In the periodic table of the elements, silicon belongs to the group of carbon, germanium, tin, lead, and phlerovium. Identified as “Yes”, it is the eighth most abundant element in the known universe, and even if we speak only of planet Earth, 28.2% of the earth’s crust contains it. Thus, the conclusion is that silicon is one of the most common materials and therefore one of the simplest and cheapest raw materials to obtain.
The advantages of using silicon in chip manufacturing
Silicon is a metalloid, so it has some metallic characteristics but it is not a true metal as such. And here we find its relevance for the computer industry: it is a good semiconductor , so it allows the passage of electricity but, unlike metals, the flow can be easily controlled. In other words, a metal conducts electrons by nature and cannot (or is difficult) to deactivate that property, whereas an insulating material such as plastic or wood does not allow electricity to pass through them. For its part, a semiconductor like silicon allows electricity to pass through while acting as an insulator at the same time.
So far we already have three advantages: it is abundant, it is cheap and it also acts as a semiconductor in a natural way, so it does not require great techniques to make it work as human beings need (it is very easy to purify). It also works well over a wide range of temperatures and can be chemically modified to modify its electrical properties. In this way, it is able to handle as much electricity as is needed.
This makes it possible, for example, to switch from “off” to “on” mode and vice versa or to allow electricity to pass through certain transistors selectively without burning the circuits and, furthermore, at room temperature . Furthermore, only this material can be used to design many different types of components all within the same device.

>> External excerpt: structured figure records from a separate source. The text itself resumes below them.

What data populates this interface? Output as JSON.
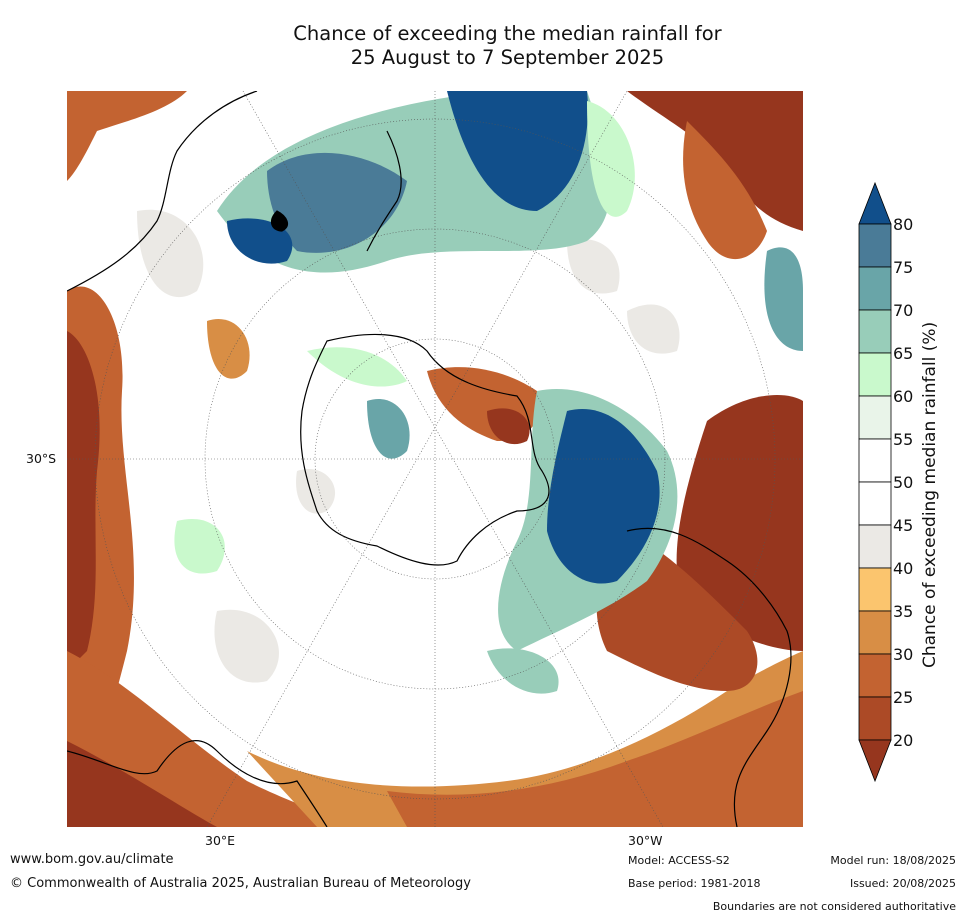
{
  "title_line1": "Chance of exceeding the median rainfall for",
  "title_line2": "25 August to 7 September 2025",
  "colorbar": {
    "label": "Chance of exceeding median rainfall (%)",
    "ticks": [
      "20",
      "25",
      "30",
      "35",
      "40",
      "45",
      "50",
      "55",
      "60",
      "65",
      "70",
      "75",
      "80"
    ],
    "colors": [
      "#96361e",
      "#ac4a26",
      "#c36331",
      "#d88e45",
      "#fbc56e",
      "#ebe9e5",
      "#ffffff",
      "#ffffff",
      "#e9f4e9",
      "#c9f9cc",
      "#98cdb9",
      "#69a5a8",
      "#4a7b97",
      "#114f8b"
    ]
  },
  "graticule": {
    "lat_label": "30°S",
    "lon_label_east": "30°E",
    "lon_label_west": "30°W"
  },
  "footer": {
    "website": "www.bom.gov.au/climate",
    "copyright": "© Commonwealth of Australia 2025, Australian Bureau of Meteorology",
    "model": "Model: ACCESS-S2",
    "base_period": "Base period: 1981-2018",
    "model_run": "Model run: 18/08/2025",
    "issued": "Issued: 20/08/2025",
    "boundaries": "Boundaries are not considered authoritative"
  }
}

The tiny transistors that make up a PC processor need isolated areas and the flow of electricity can be precisely directed, and all of this is provided by silicon with minimal purification treatment, and is also a material that performs well at temperature. atmosphere, which is abundant, and which is cheap. These are the reasons why today, 70 years after it began to be used in the industry, it continues to be used and will continue to be for a long, long time.
What material will be the processors of the future?
Silicon already has an important place in the history of technological advancement, but development does not stop and everything has its limitations. High-performance processors are being designed in which electrons move even faster than in silicon. On the other hand, the transistors get smaller every time in order to make the chips more powerful and efficient, and silicon will continue to be useful to the extent that its physical and chemical properties allow, but as we have said before , everything has a limit.
To put this in context, now that companies use nano chips, silicon can no longer meet these needs for much longer, and research will be needed with other materials, potentially alloys of silicon and other metal. The path from vacuum tube circuit design to the modern transistor era has been built with silicon, but the future is clearly out of its scope and other materials will be needed.